The sarcophagus dates from the Late Period and belonged to an ancient Egyptian priest from the city of Heracleopolis, Ankh In Maat (664-332 BC).
Known as the “Green Coffin” the sarcophagus was recently discovered and returned on Monday from the Houston Museum of Natural Sciences in the United States after it had been smuggled illegally outside of Egypt.
Unfortunately, the ancient wooden sarcophagus was looted years ago. “The lid is almost three meters long, carved in wood and decorated with columns of hieroglyphic texts that are colored in gold.
The portrait on the lid of the deceased’s face and ears are painted green, a symbol of rebirth and resurrection in ancient Egypt,” Ahram Online reports.
The name of the priest who lived during the Late Dynastic Period of ancient Egypt, an era that spanned the last of the Pharaonic rulers from 664 B.C. until Alexander the Great’s campaign in 332 B.C., was most likely Ankhenmaat. His identity is hard to determine because some of the coffin’s inscription has been erased.
“According to the Manhattan District Attorney’s office – which was responsible for seizing and returning the artefact – the coffin lid was looted from the Abusir necropolis, near Cairo, and trafficked into the US in 2008, where it was sold to a private collector and eventually loaned to the Houston Museum of Natural Sciences in 2013.
Egypt’s Consul General in Houston Hossam El-Qawish succeeded in recovering the coffin lid, which was handed over to the consul in a repatriation ceremony last September after an investigation that lasted for more than four years.
During Monday’s ceremony, Minister Issa asserted that the process is part of Egypt’s strenuous efforts to recover smuggled artifacts and antiquities through cooperation between the ministries of tourism and antiquities and foreign affairs and the concerned authorities in the United States.

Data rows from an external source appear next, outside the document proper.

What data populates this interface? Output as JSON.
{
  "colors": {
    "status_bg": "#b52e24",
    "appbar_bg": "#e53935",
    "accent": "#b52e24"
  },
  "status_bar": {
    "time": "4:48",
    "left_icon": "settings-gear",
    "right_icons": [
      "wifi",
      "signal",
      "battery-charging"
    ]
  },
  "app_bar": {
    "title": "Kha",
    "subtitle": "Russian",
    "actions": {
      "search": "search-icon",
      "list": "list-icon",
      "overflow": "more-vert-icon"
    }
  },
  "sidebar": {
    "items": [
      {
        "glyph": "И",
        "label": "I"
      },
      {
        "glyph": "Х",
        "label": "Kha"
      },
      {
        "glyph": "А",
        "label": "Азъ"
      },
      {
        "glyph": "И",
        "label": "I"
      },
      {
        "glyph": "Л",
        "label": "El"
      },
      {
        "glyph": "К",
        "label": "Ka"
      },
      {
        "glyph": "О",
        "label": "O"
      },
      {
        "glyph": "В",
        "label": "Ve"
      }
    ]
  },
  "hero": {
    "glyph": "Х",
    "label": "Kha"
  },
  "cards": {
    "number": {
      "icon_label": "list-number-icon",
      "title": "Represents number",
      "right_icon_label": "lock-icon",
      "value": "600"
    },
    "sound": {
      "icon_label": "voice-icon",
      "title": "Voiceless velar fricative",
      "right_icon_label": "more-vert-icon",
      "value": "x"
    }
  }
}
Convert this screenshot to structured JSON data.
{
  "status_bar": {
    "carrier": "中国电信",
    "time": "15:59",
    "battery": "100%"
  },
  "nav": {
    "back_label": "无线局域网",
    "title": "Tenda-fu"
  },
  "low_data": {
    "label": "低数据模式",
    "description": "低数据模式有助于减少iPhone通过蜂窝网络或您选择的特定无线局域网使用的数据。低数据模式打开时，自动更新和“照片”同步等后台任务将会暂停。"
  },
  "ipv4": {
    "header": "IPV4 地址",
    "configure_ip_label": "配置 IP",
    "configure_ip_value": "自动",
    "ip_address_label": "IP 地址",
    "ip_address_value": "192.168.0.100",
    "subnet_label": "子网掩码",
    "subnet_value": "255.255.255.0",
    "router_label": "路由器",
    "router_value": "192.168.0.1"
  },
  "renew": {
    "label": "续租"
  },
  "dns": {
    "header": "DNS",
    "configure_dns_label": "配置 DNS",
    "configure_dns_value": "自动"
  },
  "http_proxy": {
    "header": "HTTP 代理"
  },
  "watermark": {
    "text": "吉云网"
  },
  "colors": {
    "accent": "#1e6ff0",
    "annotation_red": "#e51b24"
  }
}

Image credit: Ahram Online
Secretary General of the Supreme Council of Antiquities Mostafa Waziri said that these efforts started in 2019 when the country requested the US Attorney General’s Office in Manhattan return a gilded coffin of Nedjem Ankh that was on display at the Metropolitan Museum and is now on display at the National Museum of Egyptian Civilisation in Fustat, Cairo,” Ahram Online reports.
Cooperation between the two sides succeeded in uncovering an international smuggling network dealing in Egyptian antiquities, leading to the recovery last September of six other pieces in possession of the Metropolitan Museum, according to Shaaban Abdel-Gawad, the general supervisor of the Administration of Antiquities Repatriation at the Supreme Council of Antiquities.